Drug addiction is a chronic illness that is similar to diabetes and asthma in that it is likely to require treatment for many years. However, that is not to say that addiction can’t be overcome as detox and drug abuse rehabilitation offers several routes to recovery from drug abuse. Research shows that the most effective form of drug abuse rehab is a combination of holistic and traditional therapies in integrated programs that include components such as cognitive behavioral therapy (CBT), and holistic practices like yoga and meditation.

Because of the intensely personal nature of drug addiction and the fact that everyone will have different reasons behind their illness, it requires personalized attention. The best drug abuse rehab centers offer a program that has been devised after a significant amount of assessment and evaluation. Many people who have substance use disorder also have a concurrent mental health condition requiring specialist dual diagnosis treatment. Ultimately, a personalized program will take into account the individual’s needs and encourage them to heal in their own time.

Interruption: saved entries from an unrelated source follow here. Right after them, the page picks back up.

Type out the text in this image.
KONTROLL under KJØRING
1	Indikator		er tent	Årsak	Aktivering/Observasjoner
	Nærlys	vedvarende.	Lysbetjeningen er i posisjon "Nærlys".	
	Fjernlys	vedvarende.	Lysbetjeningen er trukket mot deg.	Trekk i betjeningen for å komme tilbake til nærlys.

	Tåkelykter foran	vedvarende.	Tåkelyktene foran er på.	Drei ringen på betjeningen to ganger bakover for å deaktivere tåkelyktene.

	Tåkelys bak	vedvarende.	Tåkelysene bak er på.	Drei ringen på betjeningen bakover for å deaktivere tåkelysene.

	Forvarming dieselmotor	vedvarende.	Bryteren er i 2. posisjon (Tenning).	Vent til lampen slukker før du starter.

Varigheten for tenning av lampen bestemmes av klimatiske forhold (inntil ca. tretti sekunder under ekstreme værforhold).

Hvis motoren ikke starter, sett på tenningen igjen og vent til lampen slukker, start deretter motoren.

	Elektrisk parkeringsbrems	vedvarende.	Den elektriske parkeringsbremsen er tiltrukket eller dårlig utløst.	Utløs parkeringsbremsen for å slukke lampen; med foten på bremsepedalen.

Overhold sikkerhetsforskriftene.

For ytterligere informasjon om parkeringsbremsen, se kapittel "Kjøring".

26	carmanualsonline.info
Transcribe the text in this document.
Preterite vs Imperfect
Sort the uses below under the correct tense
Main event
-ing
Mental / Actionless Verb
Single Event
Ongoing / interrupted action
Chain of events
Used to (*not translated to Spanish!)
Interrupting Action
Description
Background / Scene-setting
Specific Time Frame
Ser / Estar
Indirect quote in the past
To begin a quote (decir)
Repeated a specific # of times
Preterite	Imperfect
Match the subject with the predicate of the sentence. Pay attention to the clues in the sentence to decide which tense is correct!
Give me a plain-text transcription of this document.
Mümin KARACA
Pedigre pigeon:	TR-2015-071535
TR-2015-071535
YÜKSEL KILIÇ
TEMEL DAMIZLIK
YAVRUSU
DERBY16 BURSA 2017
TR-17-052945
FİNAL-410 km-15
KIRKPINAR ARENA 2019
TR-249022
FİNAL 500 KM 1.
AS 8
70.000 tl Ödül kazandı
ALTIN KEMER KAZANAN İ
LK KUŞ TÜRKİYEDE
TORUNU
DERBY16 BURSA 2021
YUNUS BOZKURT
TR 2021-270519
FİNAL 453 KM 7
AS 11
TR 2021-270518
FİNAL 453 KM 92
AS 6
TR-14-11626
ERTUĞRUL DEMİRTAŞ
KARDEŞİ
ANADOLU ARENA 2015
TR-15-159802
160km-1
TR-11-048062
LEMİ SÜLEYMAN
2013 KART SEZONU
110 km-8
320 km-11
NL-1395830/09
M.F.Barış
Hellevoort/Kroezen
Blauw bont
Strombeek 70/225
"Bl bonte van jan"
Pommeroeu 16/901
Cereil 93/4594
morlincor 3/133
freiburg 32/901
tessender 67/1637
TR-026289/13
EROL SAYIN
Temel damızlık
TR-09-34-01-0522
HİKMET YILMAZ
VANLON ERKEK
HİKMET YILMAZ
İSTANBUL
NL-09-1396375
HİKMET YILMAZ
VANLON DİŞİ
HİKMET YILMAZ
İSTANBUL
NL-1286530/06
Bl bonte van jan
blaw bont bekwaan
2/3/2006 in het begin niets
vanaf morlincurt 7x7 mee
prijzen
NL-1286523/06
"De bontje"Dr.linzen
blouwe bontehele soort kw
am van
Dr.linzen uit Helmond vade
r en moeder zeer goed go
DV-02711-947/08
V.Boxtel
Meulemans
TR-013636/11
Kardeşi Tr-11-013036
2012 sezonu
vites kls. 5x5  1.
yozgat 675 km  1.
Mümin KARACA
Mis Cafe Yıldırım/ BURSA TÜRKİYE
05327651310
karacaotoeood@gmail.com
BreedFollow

Aftercare Promotes Sustainable Recovery

Drug abuse rehabilitation is challenging and the journey doesn’t end when someone leaves a drug abuse treatment center. The majority of facilities offer aftercare programs which are delivered on an outpatient basis. This provides patients who are transitioning from a drug abuse rehab center to their home environments with extra support during what can be a vulnerable time for relapse.

Outpatient aftercare offers patients with a more flexible form of continued treatment after leaving a residential center. This allows them to integrate back into their daily lives without attracting any attention to themselves as being a recovering addict. Caregivers can return to their roles confident in the knowledge that someone is on the end of the phone should they need extra help to see them through a difficult situation.

Although substance use disorder and addiction are complex illnesses to treat, it is always possible to undo the damage drugs have done to a person’s body and mind by attending a drug abuse rehabilitation center.